Dive Brief:
- Most brand marketers (91%) plan to stay focused on the trust-building strategies they developed last year as the pandemic and wider social unrest reshaped thinking on key aspects of marketing, according to a survey by marketing platform Iterable.
- Eighty-seven percent of respondents reported their brands needed to pivot to build trust more effectively last year. One quarter identified a shift to more crisis-driven communications, while 24% cited a bigger spotlight put on empathetic marketing. Twenty-three percent said their outreach became more sales-driven.
- Almost half (47%) of brands issued statements about racial inequality last year, making the issue more common than public health (40%), gender inequality (34%), LGBT pride (32%) and climate change (29%). Iterable surveyed 500 B2C marketers in the U.S. and U.K. for its research.
Dive Insight:
Brand trustworthiness became a bigger theme last year as the pandemic and widespread social unrest led consumers to grapple more with uncertainty. Iterable's survey reinforces that strategies forged in the fires of 2020 will remain in place for the year ahead as COVID-19 continues to place significant strain on society and the economy.
Even after the health crisis abates, it appears likely that the shift in marketers' thinking toward more empathetic and socially aware outreach will linger. Brand trustworthiness has evolved to include a variety of social issues, especially when targeting younger consumers who show greater awareness toward how their purchase decisions affect causes they support. Last year's protests against racism and police violence led many marketers to expand their messaging around diversity and inclusion, and to back up those efforts with real actions.

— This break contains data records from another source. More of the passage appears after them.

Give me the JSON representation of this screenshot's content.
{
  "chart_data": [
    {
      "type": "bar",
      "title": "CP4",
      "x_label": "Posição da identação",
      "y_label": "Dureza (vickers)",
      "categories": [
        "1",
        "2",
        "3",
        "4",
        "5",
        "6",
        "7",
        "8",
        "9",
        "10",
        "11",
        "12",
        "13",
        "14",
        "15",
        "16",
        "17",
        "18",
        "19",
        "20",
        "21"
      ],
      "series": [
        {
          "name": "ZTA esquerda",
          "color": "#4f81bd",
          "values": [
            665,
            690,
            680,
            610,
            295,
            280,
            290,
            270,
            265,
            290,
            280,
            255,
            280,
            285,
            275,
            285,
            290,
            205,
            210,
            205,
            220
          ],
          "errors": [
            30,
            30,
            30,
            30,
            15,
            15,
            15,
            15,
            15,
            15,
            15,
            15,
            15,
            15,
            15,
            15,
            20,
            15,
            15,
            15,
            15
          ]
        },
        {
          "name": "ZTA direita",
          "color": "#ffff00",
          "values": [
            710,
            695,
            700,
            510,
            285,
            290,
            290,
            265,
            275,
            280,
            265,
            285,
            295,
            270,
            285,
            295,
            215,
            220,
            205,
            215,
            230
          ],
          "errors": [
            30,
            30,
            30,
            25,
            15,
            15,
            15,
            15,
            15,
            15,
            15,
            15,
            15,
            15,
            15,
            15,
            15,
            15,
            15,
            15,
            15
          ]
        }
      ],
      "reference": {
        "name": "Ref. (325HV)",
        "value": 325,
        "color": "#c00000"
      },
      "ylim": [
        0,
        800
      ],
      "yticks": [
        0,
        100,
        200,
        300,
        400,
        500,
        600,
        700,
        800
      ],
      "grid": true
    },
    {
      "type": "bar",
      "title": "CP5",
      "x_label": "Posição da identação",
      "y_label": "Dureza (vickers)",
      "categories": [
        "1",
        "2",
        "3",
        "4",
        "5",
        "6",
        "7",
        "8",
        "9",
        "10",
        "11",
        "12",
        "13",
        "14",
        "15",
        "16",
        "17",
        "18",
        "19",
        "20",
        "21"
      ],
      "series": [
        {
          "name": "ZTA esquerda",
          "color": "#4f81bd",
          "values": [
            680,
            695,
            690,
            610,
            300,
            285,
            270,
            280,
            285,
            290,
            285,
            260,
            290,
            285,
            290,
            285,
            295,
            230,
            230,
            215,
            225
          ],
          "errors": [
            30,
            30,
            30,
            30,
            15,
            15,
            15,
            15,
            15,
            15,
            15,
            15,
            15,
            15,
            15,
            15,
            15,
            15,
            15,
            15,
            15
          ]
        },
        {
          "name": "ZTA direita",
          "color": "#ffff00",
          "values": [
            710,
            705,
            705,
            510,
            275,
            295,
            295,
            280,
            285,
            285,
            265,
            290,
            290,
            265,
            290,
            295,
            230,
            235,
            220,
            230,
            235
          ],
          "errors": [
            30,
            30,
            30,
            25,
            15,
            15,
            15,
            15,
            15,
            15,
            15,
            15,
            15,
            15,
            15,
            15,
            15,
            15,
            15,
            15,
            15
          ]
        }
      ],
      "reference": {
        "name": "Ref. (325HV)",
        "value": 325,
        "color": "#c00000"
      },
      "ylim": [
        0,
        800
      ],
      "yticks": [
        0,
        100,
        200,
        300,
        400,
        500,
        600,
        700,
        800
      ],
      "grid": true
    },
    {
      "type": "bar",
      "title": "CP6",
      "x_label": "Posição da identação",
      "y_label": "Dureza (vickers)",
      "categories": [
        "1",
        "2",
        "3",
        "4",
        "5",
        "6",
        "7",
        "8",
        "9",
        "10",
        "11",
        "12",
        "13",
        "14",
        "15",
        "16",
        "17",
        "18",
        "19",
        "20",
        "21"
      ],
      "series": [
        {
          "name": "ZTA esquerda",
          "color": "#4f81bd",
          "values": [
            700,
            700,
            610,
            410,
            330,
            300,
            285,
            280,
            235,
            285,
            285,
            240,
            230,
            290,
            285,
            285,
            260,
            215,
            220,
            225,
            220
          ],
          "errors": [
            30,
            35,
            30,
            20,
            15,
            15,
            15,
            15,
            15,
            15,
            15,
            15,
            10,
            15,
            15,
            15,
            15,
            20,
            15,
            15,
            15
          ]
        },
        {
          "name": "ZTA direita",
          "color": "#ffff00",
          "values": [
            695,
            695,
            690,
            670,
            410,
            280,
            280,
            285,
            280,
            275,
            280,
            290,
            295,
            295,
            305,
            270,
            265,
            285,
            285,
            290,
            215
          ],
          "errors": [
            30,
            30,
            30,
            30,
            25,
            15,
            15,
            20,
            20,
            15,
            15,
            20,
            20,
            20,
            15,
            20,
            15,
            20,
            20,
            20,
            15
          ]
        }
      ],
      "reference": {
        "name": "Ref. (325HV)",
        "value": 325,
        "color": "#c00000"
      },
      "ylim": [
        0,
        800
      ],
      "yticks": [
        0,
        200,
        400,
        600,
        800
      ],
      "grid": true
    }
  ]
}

The fact that brands issued more statements addressing racism than they did for public health or climate change in 2020 speaks to the growing appetite for brands to take a stand on key social issues. But boldness in such areas only stretches so far for some companies.
Politics tends to be a divisive subject for marketers, with 57% of those surveyed by Iterable saying it is ethical to bring politics into their brands, compared with 41% who said it is unethical. Most marketers (83%) agreed that a company should remain politically neutral, though 51% said their companies didn't do enough in their initiatives on social issues. While statements around racial inequality were common last year, only 23% of marketers made direct comment on the 2020 elections, while 21% expressed some sentiment around defunding the police — a key issue for social justice activists.
The friction between these viewpoints highlights how brands need to be mindful about whether the causes they back drift into political endorsements that may alienate some consumers. In addition to concerns about ethics, marketers who said they want to remain politically neutral also said political positioning turns off some consumer groups and negatively affects their brand (31%) or doesn't resonate with their target audience (27%).
Working with third parties can help refine messaging while giving cause-driven work more credibility. More than half (57%) of marketers said they partnered with an organization or nonprofit on an initiative to help those affected by an issue last year, while an equal percentage created social media content that advocated for the issue, Iterable's survey found.
Other common responses included donating a portion of profits to an organization (46%), sending direct messages about an issue to customers (36%) or giving employees paid time off to volunteer or protest (22%). More than three quarters (79%) of companies plan to continue their messaging about social issues in 2021.